Ответ сообщал, что присланный мною материал не отвечает тематической направленности их издания, а редакторский портфель заполнен на предстоящие 3–4 года, но ни слова про сами стихи. Так что, рецензия Грини осталась непревзойдённой – «Мерин перерваный!»
Правда, литсотрудник одного из журналов поделился, что в подобный стиль был в моде в 1930-е. Возможно, он хотел тонко намекнуть на устарелость писанины, но случайно осчастливил – у моих стихов даже и стиль есть!
(…да ещё какой! В 1930-е Союз Писателей ещё не успели охолостить политическими чистками и репрессиями в облавах на шпионов. В те дни люди ещё писали стихи, а не готовили коньюктурный материал в преддверии очередного Съезда Партии…)
Мне тихо-тихо стало доходить, что умникам, которые пристроились хлебать из корыта литературного сотрудничества, все эти поэтические «шпаги в небе» нужны не больше, чем прозаичные шампуры в их персональном заду.
Окончательным вразумлением для открывания моих глаза, стал ответ из ежемесячника Москва на Усталую Аллу. С первого взгляда заметно, что московский литературный сотрудник со всей ответственностью проявил вдумчивый подход при рассмотрении полученного стихотворения. Смысл одного слова во второй части показался ему не слишком ясным и он не преминул даже в словарь заглянуть и выяснить что же оно означает… Он позабыл стереть в моём стихе пометки своего усидчивого карандаша. Слово «вожделение» осталось подчёркнутым, а рядом добавлено его значение «похоть». Не знаю, каким словарём он пользовался, но такой перевод оскорбил меня.

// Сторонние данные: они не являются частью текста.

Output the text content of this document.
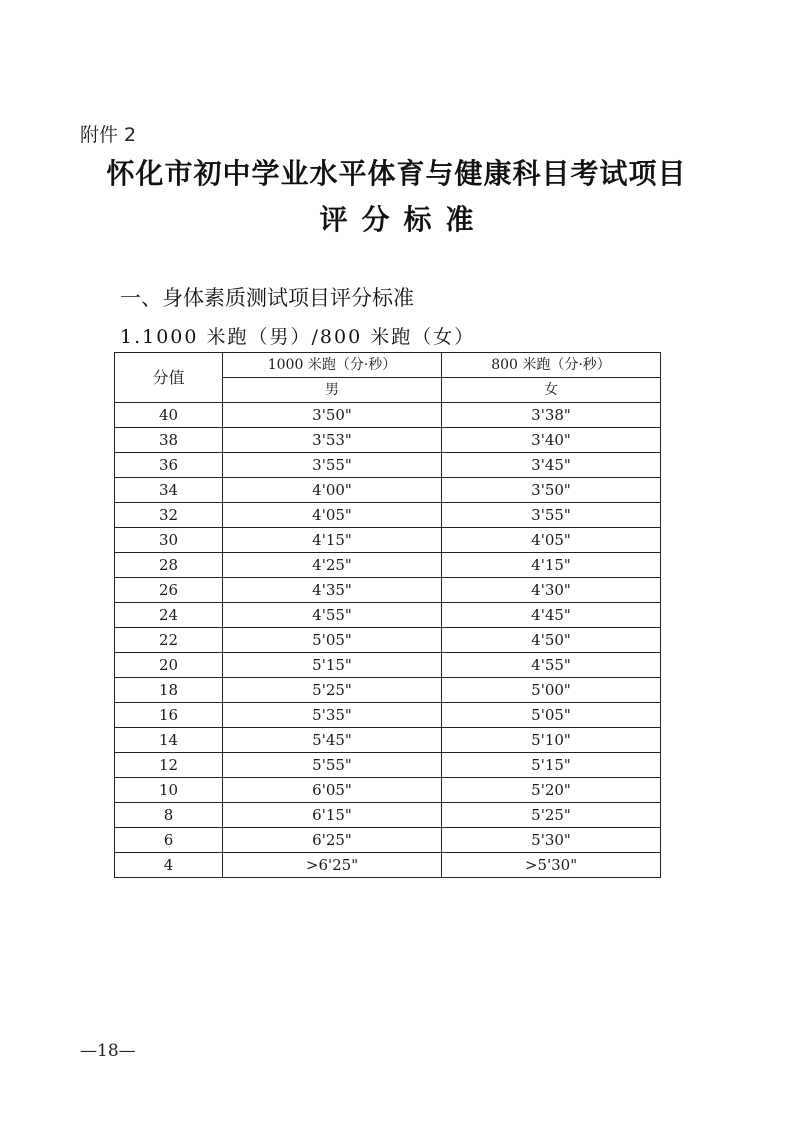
附件 2
怀化市初中学业水平体育与健康科目考试项目
评分标准
一、身体素质测试项目评分标准
1.1000 米跑（男）/800 米跑（女）
分值	1000 米跑（分·秒）	800 米跑（分·秒）
	男	女
40	3'50"	3'38"
38	3'53"	3'40"
36	3'55"	3'45"
34	4'00"	3'50"
32	4'05"	3'55"
30	4'15"	4'05"
28	4'25"	4'15"
26	4'35"	4'30"
24	4'55"	4'45"
22	5'05"	4'50"
20	5'15"	4'55"
18	5'25"	5'00"
16	5'35"	5'05"
14	5'45"	5'10"
12	5'55"	5'15"
10	6'05"	5'20"
8	6'15"	5'25"
6	6'25"	5'30"
4	>6'25"	>5'30"
—18—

Последней каплей стала фамилия рецензента, отстуканная рядом с виньетистой подписью – Пушкин!
БЛЯДЬ! Представшая умственному взору картина, где Пушкин ищет в словаре слово «вожделение» заставила меня подвести черту, и больше не ебать мозги редакторам своею ё… то есть… непревзойдЁнной простотой. Я понял, наконец, что никакой я не Мартин Иден, и никакая мне тут не Америка.
Осознание своего не-Американского происхождения и местонахождения сняло почтовые расходы на заказные письма с марками. Хотя расход не так уж и велик, одно письмо обходилась в 50 коп., эквивалент двух пачек папирос «Беломор-Канал» и шести коробок спичек, поскольку стоимость жизни в Советском Союзе была достаточно доступной, а от иллюзий лечили, практически, бесплатно.
~ ~ ~
Летом ты снова приезжала в Конотоп, но уже без коляски. Наша бригада работала тогда на 50-квартирном возле Путепровода-Переезда и строповщица Катерина покричала снизу, что ко мне пришли. Я спустился и вышел на тротуар за воротами. Ты стояла рядом с Ирой, на ней был красный сарафан с белыми Монгольскими узорами. А в чём ты не помню. Зато помню до чего классно ты улыбалась… Я осторожно опустил свою пластмассовую каску на твои прямые волосы, козырёк съехал до самого носа, но не смог угасить твою довольную улыбку. Я помню эту улыбку из-под каски.